A must-read landmark decision from Judge Easterbrook in Aqua Dots Product Liability Litigation. The Chinese manufacturer of the Aqua Dots toy used the wrong adhesive in the product process; when swallowed, the adhesive metabolized into gamma-Hydroxybutyric acid, i.e., GHB, the so-called date-rape drug, with predictably adverse effects for the small children who did so.
The companies involved acted responsibly when they discovered the problem, and recalled the product, offering refunds and replacements.
There are of course legitimate personal injury claims that stem from a defective product like this. But there were also class actions seeking recovery for economic loss. What economic loss when the manufacturer is offering a refund or replacement? Well, that's a problem, isn't it, but lawyer-driven class actions often seek to free ride off of and take credit for what the manufacturer is already doing for the sake of justifying a large attorneys' fee: the attorneys in the similarly free-riding Mattel Lead Paint settlement asked for $12.9 million.
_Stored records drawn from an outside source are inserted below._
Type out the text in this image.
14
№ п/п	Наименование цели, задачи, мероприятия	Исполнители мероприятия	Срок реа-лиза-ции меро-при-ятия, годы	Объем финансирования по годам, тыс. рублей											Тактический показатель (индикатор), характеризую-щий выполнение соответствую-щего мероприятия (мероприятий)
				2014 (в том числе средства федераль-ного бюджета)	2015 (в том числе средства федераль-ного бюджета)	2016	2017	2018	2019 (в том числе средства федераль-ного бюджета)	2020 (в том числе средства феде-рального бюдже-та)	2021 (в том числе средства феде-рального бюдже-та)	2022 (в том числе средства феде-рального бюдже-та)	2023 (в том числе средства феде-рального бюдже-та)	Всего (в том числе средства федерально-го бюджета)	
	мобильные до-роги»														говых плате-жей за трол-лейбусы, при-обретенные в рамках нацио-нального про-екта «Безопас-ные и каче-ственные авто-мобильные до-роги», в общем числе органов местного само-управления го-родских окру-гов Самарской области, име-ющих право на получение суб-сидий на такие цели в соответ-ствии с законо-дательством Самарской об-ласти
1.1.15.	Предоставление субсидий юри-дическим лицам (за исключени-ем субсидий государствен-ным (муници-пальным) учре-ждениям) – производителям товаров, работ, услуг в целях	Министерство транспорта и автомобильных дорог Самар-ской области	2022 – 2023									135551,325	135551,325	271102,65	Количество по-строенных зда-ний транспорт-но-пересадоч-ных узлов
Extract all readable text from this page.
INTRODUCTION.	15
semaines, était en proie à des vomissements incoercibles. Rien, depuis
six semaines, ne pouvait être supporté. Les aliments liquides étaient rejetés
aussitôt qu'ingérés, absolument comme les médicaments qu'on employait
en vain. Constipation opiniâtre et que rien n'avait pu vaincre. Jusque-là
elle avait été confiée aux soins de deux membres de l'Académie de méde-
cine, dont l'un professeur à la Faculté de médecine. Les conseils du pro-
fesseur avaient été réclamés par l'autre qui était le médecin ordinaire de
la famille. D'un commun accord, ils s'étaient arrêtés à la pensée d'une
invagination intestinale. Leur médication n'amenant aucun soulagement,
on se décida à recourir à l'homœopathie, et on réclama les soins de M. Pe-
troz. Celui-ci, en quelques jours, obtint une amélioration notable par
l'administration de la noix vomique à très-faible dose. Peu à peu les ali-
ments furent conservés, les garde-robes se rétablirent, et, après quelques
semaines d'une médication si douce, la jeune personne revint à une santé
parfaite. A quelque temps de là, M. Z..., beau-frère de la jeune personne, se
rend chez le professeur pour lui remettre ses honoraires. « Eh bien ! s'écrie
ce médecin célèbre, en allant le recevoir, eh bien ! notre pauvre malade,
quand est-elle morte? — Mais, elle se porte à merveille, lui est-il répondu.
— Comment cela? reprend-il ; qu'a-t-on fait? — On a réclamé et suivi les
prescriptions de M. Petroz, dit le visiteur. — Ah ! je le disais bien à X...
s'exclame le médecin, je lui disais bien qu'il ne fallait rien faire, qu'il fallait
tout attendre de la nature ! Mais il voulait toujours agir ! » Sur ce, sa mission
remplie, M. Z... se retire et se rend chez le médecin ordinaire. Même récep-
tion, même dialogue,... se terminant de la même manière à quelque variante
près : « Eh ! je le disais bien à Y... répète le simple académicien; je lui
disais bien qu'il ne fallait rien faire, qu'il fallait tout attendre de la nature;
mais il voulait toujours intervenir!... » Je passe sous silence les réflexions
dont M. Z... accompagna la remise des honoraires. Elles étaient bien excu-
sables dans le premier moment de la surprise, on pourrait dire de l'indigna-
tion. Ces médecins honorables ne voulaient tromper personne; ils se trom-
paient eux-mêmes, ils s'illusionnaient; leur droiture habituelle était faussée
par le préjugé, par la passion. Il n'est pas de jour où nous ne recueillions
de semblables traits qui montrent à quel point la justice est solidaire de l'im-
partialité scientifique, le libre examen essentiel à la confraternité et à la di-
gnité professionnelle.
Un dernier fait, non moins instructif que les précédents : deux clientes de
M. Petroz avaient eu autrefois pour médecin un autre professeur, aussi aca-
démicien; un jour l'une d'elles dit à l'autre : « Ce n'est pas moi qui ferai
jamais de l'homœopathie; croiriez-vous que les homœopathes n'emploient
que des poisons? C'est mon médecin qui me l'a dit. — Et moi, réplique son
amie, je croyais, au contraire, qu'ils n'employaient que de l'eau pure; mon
This will not fly in the Seventh Circuit now: "the district court should have relied on the text of Rule 23(a)(4), which says that a court may certify a class action only if 'the representative parties will fairly and adequately protect the interests of the class.' Plaintiffs want relief that duplicates a remedy that most buyers already have received, and that remains available to all members of the putative class. A representative who proposes that high transaction costs (notice and attorneys' fees) be incurred at the class members' expense to obtain a refund that already is on offer is not adequately protecting the class members' interests." It is good to see a court recognize that Rule 23(a)(4)'s adequacy requirement forbids class representatives from incurring socially wasteful litigation costs for the benefit of their attorneys at the expense of the class they represent. This will be an especially important principle in merger-and-acquisition strike suits.